Wie schmeckt der Wein?
Wer auf Instagram ist, wird vielleicht gesehen haben, dass ich diesen Wein bereits am Samstag zum Boomer-Talk aufgeschraubt hatte. Jetzt folgt also die etwas intensivere Betrachtung. In der Nase spüre ich erst einmal, dass dies kein primärfruchtiger Vorprescher ist. Dezente Birne oder vielmehr mitteleuropäisches weißgelbes Kernobst, mineralisch, leichter Holztouch, alles gut eingebunden und elegant. Im Mund bin ich gleich doppelt verblüfft. Zum einen darüber, wie jung und frisch der Wein geblieben ist. Und zum anderen – das hängt natürlich irgendwie zusammen – über die wirklich kräftige Säure, über die trockene Art, den straighten Zug.
2013 war ein Jahrgang der Frische, nicht ganz unproblematisch für die Winzer. Ab der ersten Augustwoche gab es keinen Tag mehr über 30 Grad, dafür relativ viel Regen Mitte September. Seinerzeit wurde dem Jahrgang dementsprechend wenig zugetraut, aber (wie so häufig bei kühleren Jahren) mittlerweile muss man sich doch wundern, wie gut manche Weine geworden sind. Viel Wumms in der Mitte hat der Krämer-Silvaner nicht, logisch bei durchgegorenen 12 vol%. Was mich aber beeindruckt, das ist seine Konsequenz.

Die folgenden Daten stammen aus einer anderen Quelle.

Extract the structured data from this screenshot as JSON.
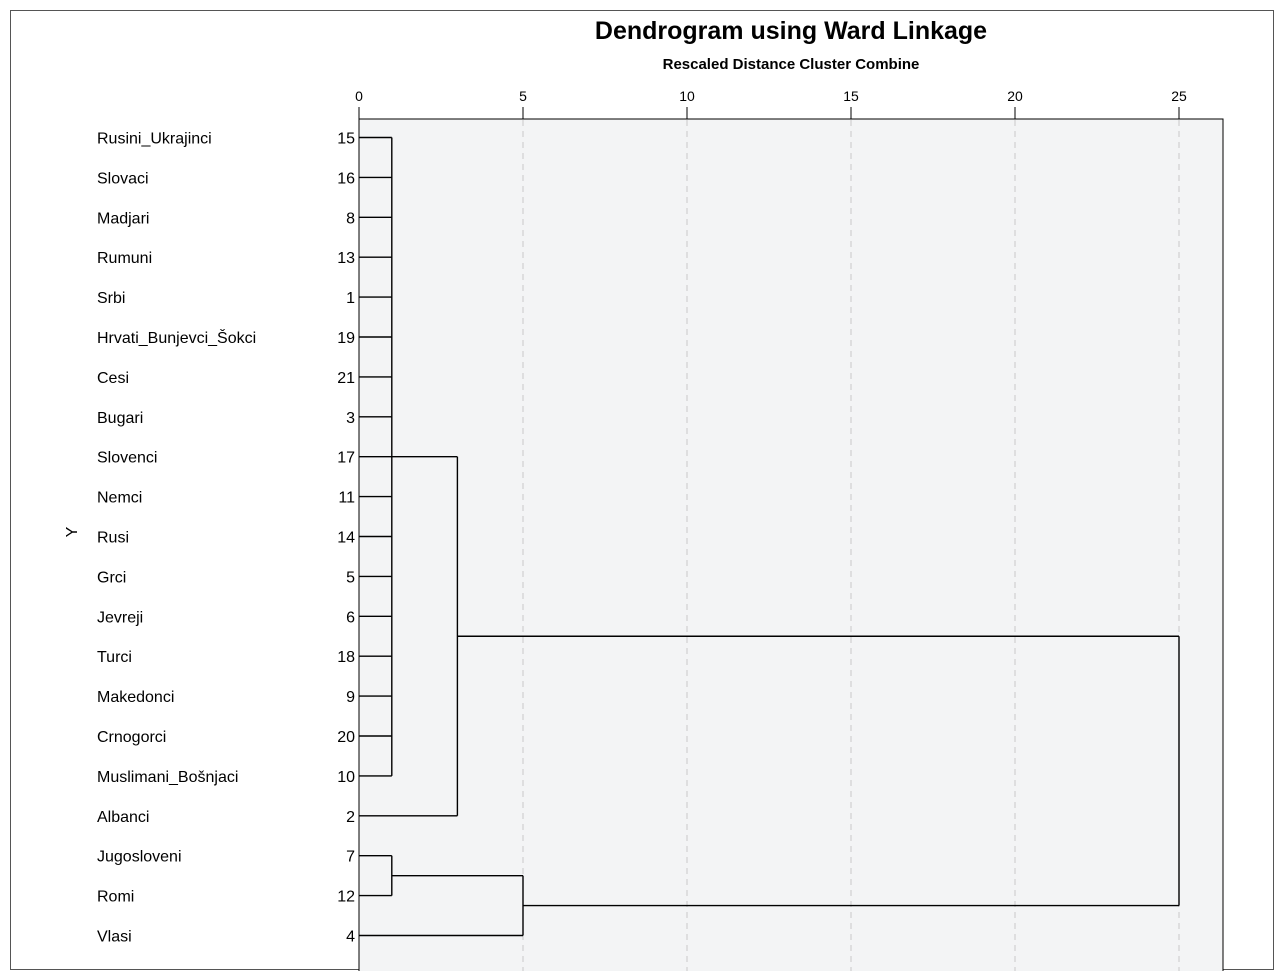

Ich bin mir nicht sicher, ob ich blind sofort auf Silvaner gekommen wäre. Noch nicht einmal auf Deutschland als Herkunftsland. Ein kleiner Touch Jura schwingt hier nämlich mit. Allerdings, um keine Zweifel aufkommen zu lassen, dies ist kein wilder Wein, kein Naturel im engen Sinne. Sondern ein charakterstarker Speisenbegleiter.
Wo habe ich ihn gekauft?
Gekauft habe ich den Wein seinerzeit direkt beim Weingut in Auernhofen. Gekostet hat er damals 12,50 €, was natürlich viel zu günstig ist für einen komplett handwerklich hergestellten Wein aus Bio-Anbau und einer hochkarätigen Steillage. Mittlerweile kostet der Silex 19 €, und erst im Verlauf des Jahres 2020 kommt der neue Jahrgang 2018 auf den Markt. Oben habt ihr noch einen Blick auf die Krämer’schen Weinberge im Röttinger Feuerstein, den ich ja tatsächlich zu den zehn Lagen in Franken gezählt habe, die man kennen sollte.
Das Taubertal als Weinregion leidet ja nicht unwesentlich darunter, dass es in drei Anbaugebiete aufgeteilt ist und zusätzlich bei allen dreien auch noch am Rande liegt. Was Stephan Krämer hier in der Nische weitab großer Weinevents leistet, ist deshalb umso beachtlicher. Wer mit füllig schmeichelnden und hochprozentigen Weinen nicht so viel anfangen kann, ist hier jedenfalls sehr gut aufgehoben.